I have a script that's successfully doing a multiprocessing Pool set of tasks with a imap_unordered()
call:
p = multiprocessing.Pool()
rs = p.imap_unordered(do_work, xrange(num_tasks))
p.close() # No more work
p.join() # Wait for completion
However, my num_tasks
is around 250,000, and so the join()
locks the main thread for 10 seconds or so, and I'd like to be able to echo out to the command line incrementally to show the main process isn't locked.
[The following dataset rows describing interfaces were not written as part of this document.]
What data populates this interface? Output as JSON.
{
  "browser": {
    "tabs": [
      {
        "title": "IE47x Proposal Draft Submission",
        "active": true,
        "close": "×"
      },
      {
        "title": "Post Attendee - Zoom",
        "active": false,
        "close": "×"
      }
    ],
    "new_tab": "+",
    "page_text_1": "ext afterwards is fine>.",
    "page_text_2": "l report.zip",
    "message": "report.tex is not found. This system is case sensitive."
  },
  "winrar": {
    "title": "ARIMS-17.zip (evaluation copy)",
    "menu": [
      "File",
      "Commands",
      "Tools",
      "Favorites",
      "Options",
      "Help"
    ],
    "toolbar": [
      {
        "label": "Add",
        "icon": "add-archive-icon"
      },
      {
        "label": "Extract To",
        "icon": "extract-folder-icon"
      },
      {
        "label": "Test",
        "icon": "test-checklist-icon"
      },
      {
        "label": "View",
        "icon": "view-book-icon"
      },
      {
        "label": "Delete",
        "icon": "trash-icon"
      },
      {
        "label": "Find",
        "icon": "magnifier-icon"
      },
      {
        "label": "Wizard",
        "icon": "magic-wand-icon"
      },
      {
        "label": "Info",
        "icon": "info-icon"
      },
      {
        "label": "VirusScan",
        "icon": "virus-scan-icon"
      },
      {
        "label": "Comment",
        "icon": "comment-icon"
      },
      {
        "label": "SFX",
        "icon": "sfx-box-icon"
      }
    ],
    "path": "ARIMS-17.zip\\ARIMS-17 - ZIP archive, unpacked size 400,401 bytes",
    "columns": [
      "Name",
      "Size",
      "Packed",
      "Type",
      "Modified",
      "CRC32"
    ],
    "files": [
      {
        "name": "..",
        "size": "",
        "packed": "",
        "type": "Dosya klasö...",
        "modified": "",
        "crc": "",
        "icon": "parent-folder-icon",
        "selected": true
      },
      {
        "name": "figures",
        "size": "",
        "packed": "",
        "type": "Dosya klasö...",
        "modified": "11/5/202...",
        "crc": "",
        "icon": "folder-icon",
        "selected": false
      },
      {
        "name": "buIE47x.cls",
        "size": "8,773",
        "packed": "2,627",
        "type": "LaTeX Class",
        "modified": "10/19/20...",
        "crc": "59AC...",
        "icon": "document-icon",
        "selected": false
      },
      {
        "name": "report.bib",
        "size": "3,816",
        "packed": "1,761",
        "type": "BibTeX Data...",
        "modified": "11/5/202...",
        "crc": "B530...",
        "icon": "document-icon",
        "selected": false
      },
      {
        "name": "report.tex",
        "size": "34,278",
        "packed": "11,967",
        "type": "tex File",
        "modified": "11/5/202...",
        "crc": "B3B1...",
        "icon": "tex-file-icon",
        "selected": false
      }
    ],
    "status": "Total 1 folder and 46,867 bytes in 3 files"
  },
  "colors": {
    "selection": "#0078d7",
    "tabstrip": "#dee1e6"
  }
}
Something like:
p = multiprocessing.Pool()
rs = p.imap_unordered(do_work, xrange(num_tasks))
p.close() # No more work
while (True):
remaining = rs.tasks_remaining() # How many of the map call haven't been done yet?
if (remaining == 0): break # Jump out of while loop
print "Waiting for", remaining, "tasks to complete..."
time.sleep(2)
Is there a method for the result object or the pool itself that indicates the number of tasks remaining? I tried using a multiprocessing.Value
object as a counter (do_work
calls a counter.value += 1
action after doing its task), but the counter only gets to ~85% of the total value before stopping incrementing.
My personal favorite -- gives you a nice little progress bar and completion ETA while things run and commit in parallel.
from multiprocessing import Pool
import tqdm
pool = Pool(processes=8)
for _ in tqdm.tqdm(pool.imap_unordered(do_work, tasks), total=len(tasks)):
pass